The findings announced last year showed that HERO met its main goal, with 96.7% of men on relugolix and 88.8% of those on leuprolide acetate achieving sustained castration levels through 48 weeks.

More recently, the results of a detailed analysis of key secondary goals of the HERO trial have been announced by the company.

That data was simultaneously presented at the 2020 American Society of Clinical Oncology (ASCO) Virtual Scientific Program, recently held online, and published in The New England Journal of Medicine. Men who received relugolix were found to have a 54% lower risk of experiencing serious cardiovascular adverse events compared with those treated with leuprolide acetate (2.9% vs. 6.2%).

“Cardiovascular disease is the leading cause of death in men with prostate cancer,” Neal Shore, MD, medical director of the Carolina Urologic Research Center, who presented data at ASCO, and authored the NEJM paper, said in a press release.

“An oral therapeutic option with strong efficacy that also reduces cardiovascular risk compared to that of conventional GnRH agonist therapy would be a critical achievement for men with advanced prostate cancer,” Shore said.

Additionally, analyses showed that relugolix lowered the levels of testosterone to castrate levels faster and more effectively than leuprolide acetate, with over half (56%) of men in the relugolix group achieving this goal by day four, compared to none in the leuprolide acetate group. By day 15, 98.7% on relugolix had attained testosterone suppression compared with 12.1% of those on leuprolide acetate.

A higher percentage of patients in the relugolix group experienced a 50% reduction in their PSA levels (79.4% vs. 19.8%) after five weeks, and saw their testosterone levels return to normal after discontinuing treatment for 90 days (54% vs. 3%).
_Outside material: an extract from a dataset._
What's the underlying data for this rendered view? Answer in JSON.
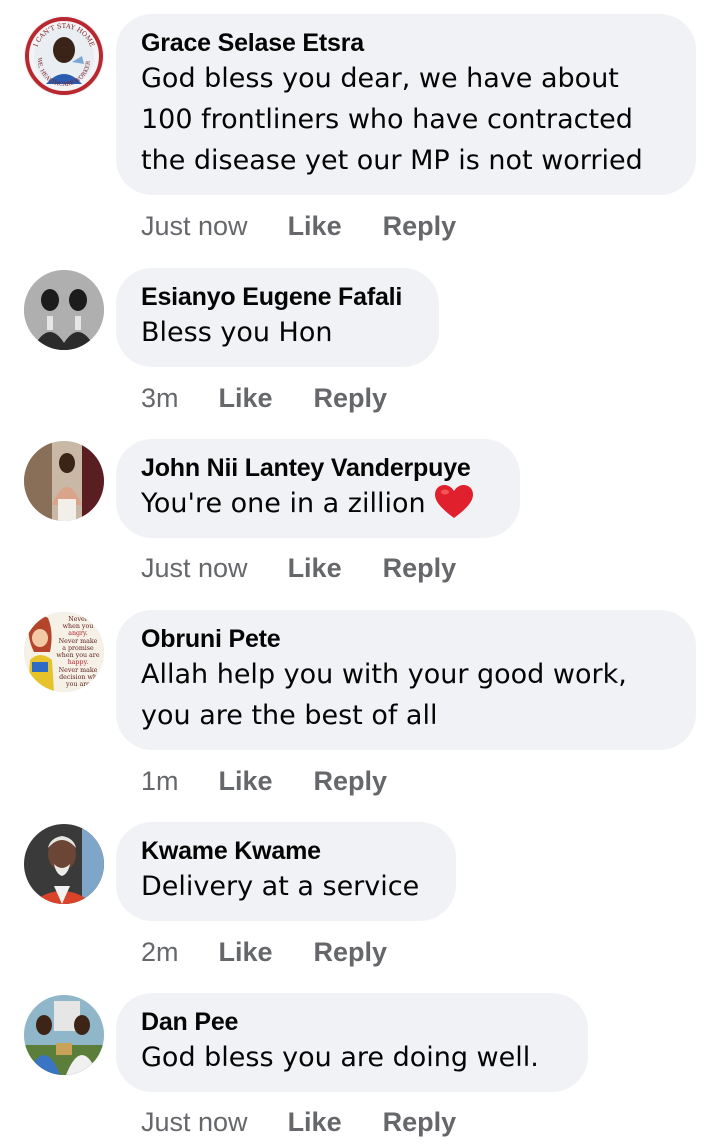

“A faster effect in lowering testosterone for prostate cancer patients can be clinically significant — likewise, a more rapid testosterone recovery after stopping treatment, could potentially improve a patient’s quality of life,” Shore said.

“Both of these findings could make a meaningful difference in the treatment journey for men with advanced prostate cancer,” he added.

Myovant also is working toward a new treatment for heavy menstrual bleeding in women with uterine fibroids. The company recently submitted another NDA to the FDA requesting the approval of a combination tablet containing relugolix, estradiol, and norethindrone acetate as a therapy for this condition, which is estimated to affect up to 5 million women in the U.S.

A marketing authorization application requesting the approval of the relugolix combination tablet in women with moderate-to-severe symptoms caused by uterine fibroids is currently being reviewed by the European Medicines Agency.